If you’re anti-abortion, Pinterest might accuse you of spreading ‘harmful misinformation’

By | June 12, 2019

Pinterest used to be a harmless time-suck that filled your feeds with unattainable kitchens, delicious cocktail recipes, and seasonal style. Now, it’s no better than Facebook, Twitter, or YouTube when it comes to social media censorship.

This week, Pinterest blocked the anti-abortion group Live Action from its platform for spreading “harmful misinformation.”

On Tuesday morning, Live Action’s Director of External Affairs Alison Centofante announced that Live Action had been listed as a pornographic site by Pinterest. “It appears Live Action is the only pro-life group on this list, at this time,” she wrote.

After an appeal against the listing, the account was permanently suspended. Lila Rose, the founder of Live Action, wrote that her account was suspended as well.

“Your account was permanently suspended because its contents went against our policies on misinformation. We don’t allow harmful misinformation on Pinterest. That includes medical misinformation and conspiracies that turn individuals and facilities into targets for harassment or violence,” Pinterest said in a statement to Live Action.

Pinterest explained the decision in a statement to the Washington Examiner on Tuesday, saying that pornography was not the problem, but “harmful misinformation” was:

“This domain was actioned for misinformation related to conspiracies and anti-vaccination advice, and not porn.

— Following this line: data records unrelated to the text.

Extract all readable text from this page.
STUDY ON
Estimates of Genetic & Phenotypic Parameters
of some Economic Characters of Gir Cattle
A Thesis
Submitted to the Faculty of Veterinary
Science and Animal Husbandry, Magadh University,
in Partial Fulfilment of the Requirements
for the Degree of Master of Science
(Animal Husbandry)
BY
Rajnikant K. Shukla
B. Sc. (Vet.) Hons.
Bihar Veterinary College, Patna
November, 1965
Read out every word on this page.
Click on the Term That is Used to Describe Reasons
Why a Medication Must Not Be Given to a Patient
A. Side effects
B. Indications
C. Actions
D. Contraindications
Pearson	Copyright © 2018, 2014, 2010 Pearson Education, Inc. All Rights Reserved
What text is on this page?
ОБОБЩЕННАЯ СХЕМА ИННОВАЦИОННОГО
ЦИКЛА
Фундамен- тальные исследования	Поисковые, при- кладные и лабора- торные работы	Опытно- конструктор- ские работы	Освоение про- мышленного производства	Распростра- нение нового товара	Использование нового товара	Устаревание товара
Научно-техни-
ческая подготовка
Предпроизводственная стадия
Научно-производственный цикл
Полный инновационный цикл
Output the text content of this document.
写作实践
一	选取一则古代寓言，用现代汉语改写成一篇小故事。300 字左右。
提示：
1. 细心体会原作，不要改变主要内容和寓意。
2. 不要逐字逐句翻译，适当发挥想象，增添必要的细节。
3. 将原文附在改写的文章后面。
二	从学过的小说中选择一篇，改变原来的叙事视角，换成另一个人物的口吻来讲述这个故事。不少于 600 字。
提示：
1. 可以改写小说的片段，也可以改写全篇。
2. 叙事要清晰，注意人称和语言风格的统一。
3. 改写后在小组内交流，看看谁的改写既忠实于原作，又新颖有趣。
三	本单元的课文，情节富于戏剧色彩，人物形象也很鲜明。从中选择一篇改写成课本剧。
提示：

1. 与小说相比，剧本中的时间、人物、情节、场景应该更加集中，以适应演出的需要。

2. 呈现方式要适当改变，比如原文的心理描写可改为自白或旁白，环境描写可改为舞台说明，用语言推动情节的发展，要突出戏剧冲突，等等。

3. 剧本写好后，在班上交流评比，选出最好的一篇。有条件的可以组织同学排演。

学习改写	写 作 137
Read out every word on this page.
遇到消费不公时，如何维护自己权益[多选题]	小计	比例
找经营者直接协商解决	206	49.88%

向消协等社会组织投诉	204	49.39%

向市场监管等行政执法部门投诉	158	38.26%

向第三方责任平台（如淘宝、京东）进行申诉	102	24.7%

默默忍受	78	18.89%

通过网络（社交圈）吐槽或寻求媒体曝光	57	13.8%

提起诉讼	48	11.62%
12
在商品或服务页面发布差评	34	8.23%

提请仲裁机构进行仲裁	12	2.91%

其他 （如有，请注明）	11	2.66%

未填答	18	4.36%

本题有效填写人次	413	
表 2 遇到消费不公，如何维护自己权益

Sometimes our internal tools have legacy names for the technology that enforces some of our policies. This technology was named years ago to combat porn, and has since expanded to a variety of content despite retaining its original internal name. We are updating our internal labeling to make this clear.”

The closest thing to “anti-vaccination advice” Live Action is guilty of is reporting on the issue of using aborted fetal cells to create vaccines, according to its website. “Live Action has been and remains neutral on the issue of vaccines,” the group said. “None of the boards Live Action maintained on Pinterest addressed this issue whatsoever.”

As if the ban weren’t bad enough, Live Action reported the Pinterest employee who first pointed out the censorship was fired.

The Pinterest ban is just another example of recent tech censorship, and its target should be concerning to people on both sides of the abortion debate. Live Action reports that it has “the largest and most engaged online following in the pro-life movement.” It’s a reputable group with a mission that about half of Americans support.

But people who are pro-abortion are increasingly told that theirs is the only side of the debate, with late night host Busy Philipps saying the issue is just about trying to “police” a woman’s body, and a Democratic congresswoman laughing at Bill Maher when he said he understands people who oppose abortion because he could’ve been aborted himself.

Pinterest seems to believe the narrative, too. For Pinterest to call Live Action’s investigations into sex trafficking and sexual abuse and its information on prenatal health “misinformation related to conspiracies and anti-vaccination advice” is insane. It’s not harmful or false. Pinterest just disagrees with it.

Just like other tech giants shouldn’t censor certain views on their platforms just because they find them distasteful, Pinterest has no reason to ban Live Action. This type of action sets a dangerous precedent, and anti-abortion groups will increasingly find themselves victims to the “harmful misinformation” spread by groups who pretend it’s the other side that’s destroying dialogue.